News
February 23, 2007
Eustace concerned over ties

Deeper levels of unity and understanding is what three OECS nations, including St Vincent and the Grenadines are hoping to have with Venezuela, but Opposition Leader Arhnim Eustace is very concerned.

“I am very concerned about this marriage, this relationship we are having with Venezuela is too strident” Eustace told SEARCHLIGHT.{{more}}

According to the statement signed by Venezuelan leader Hugo Chavez, Prime Ministers Dr Ralph Gonsalves, Baldwin Spencer, and Roosevelt Skeritt of St Vincent and the Grenadines, Antigua and Barbuda, and Dominica respectively, they will together “fight the irrational consumption of energy by industrial nations” as they “make happier the lives of the people who have for many centuries dwelt in this region.”

The statement credits the strong political will of the four nations for making sure that the unity between Latin America and the Caribbean be formed more quickly over the last ten years compared to decades before.

With much pomp and jubilation, watched by an appreciative crowd at a grand rally, which was also being beamed live to Venezuela, the four leaders signed what the statement suggests is a moving away from a failed strategy of looking to other parts of the world for solutions to problems “which we could solve by ourselves.”

But Eustace said that such close ties with the controversial leftist leader could over time influence changes in St Vincent and the Grenadines.
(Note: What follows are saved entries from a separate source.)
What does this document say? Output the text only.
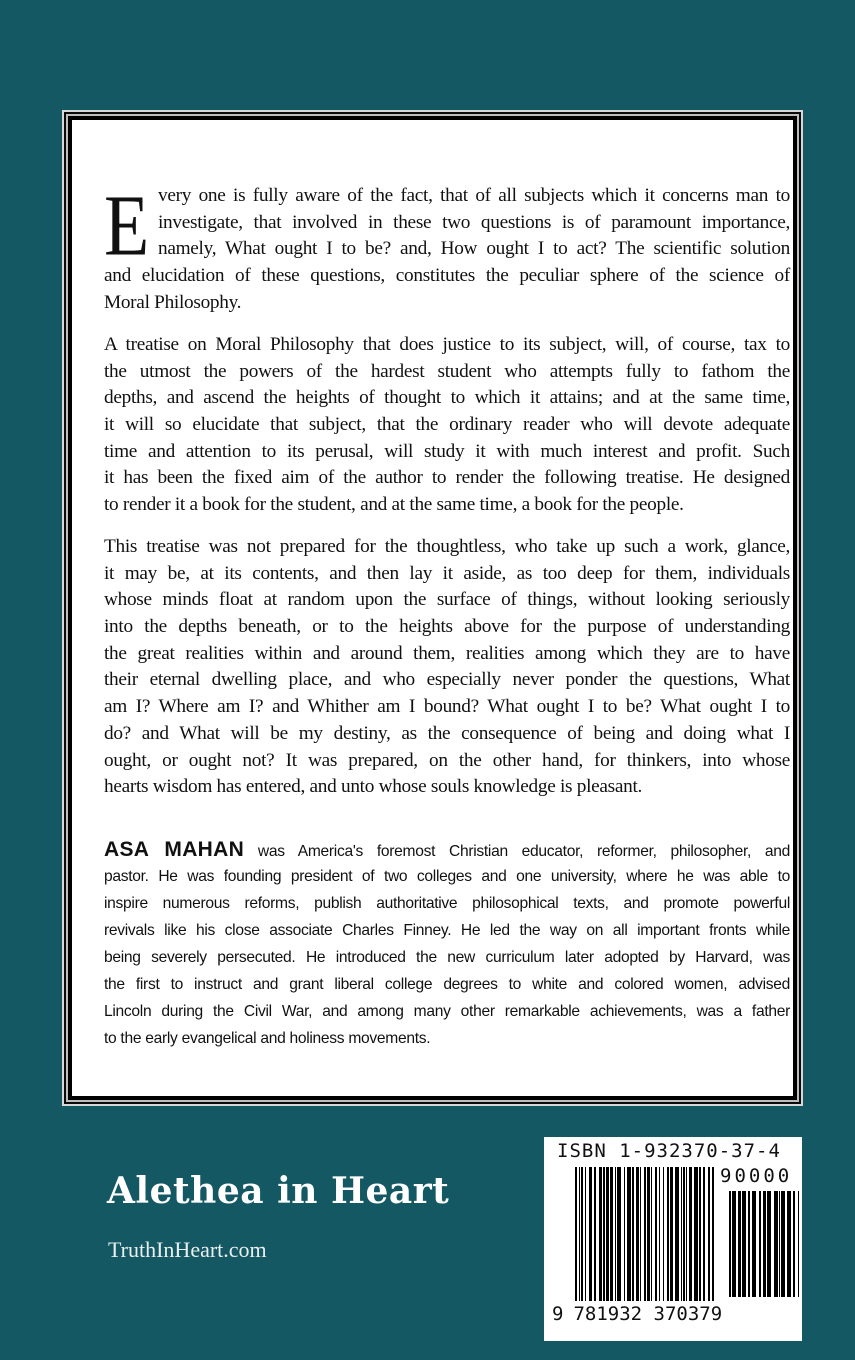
E very one is fully aware of the fact, that of all subjects which it concerns man to
investigate, that involved in these two questions is of paramount importance,
namely, What ought I to be? and, How ought I to act? The scientific solution
and elucidation of these questions, constitutes the peculiar sphere of the science of
Moral Philosophy.
A treatise on Moral Philosophy that does justice to its subject, will, of course, tax to
the utmost the powers of the hardest student who attempts fully to fathom the
depths, and ascend the heights of thought to which it attains; and at the same time,
it will so elucidate that subject, that the ordinary reader who will devote adequate
time and attention to its perusal, will study it with much interest and profit. Such
it has been the fixed aim of the author to render the following treatise. He designed
to render it a book for the student, and at the same time, a book for the people.
This treatise was not prepared for the thoughtless, who take up such a work, glance,
it may be, at its contents, and then lay it aside, as too deep for them, individuals
whose minds float at random upon the surface of things, without looking seriously
into the depths beneath, or to the heights above for the purpose of understanding
the great realities within and around them, realities among which they are to have
their eternal dwelling place, and who especially never ponder the questions, What
am I? Where am I? and Whither am I bound? What ought I to be? What ought I to
do? and What will be my destiny, as the consequence of being and doing what I
ought, or ought not? It was prepared, on the other hand, for thinkers, into whose
hearts wisdom has entered, and unto whose souls knowledge is pleasant.
ASA MAHAN was America's foremost Christian educator, reformer, philosopher, and
pastor. He was founding president of two colleges and one university, where he was able to
inspire numerous reforms, publish authoritative philosophical texts, and promote powerful
revivals like his close associate Charles Finney. He led the way on all important fronts while
being severely persecuted. He introduced the new curriculum later adopted by Harvard, was
the first to instruct and grant liberal college degrees to white and colored women, advised
Lincoln during the Civil War, and among many other remarkable achievements, was a father
to the early evangelical and holiness movements.
Alethea in Heart
TruthInHeart.com
ISBN 1-932370-37-4
90000
9 781932 370379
“We are getting close to a man who used his victory at the polls to rule by decree. Is this the type of example we want for our country?” Eustace asked.

Eustace said that he was concerned about the preservation of our democracy, stating that as St Vincent and the Grenadines gets closer to Venezuela, receives more gifts, we could find ourselves also embracing their ideologies.

“The two are tied together,” he said.

The statement alludes to a common origin shared by the four nations united by the Caribbean Sea and a similar historic background; “the product of the labour of Africans and native Indians who underwent years of enslavement.”

Eustace also stated that he was not invited to greet President Chavez on his arrival but didn’t mind. Eustace said that he did not regard Chavez’s visit as a state visit but more so a meeting of two political parties or governments.

“Could you imagine if I had been invited and went along and everyone is there in their red, their party colours, that wasn’t a state visit at all,” Eustace said.

Eustace said that he was however invited to the luncheon hosted by the Governor-General but found the invitation insulting. He said he was called on Friday to be invited to the luncheon for Saturday.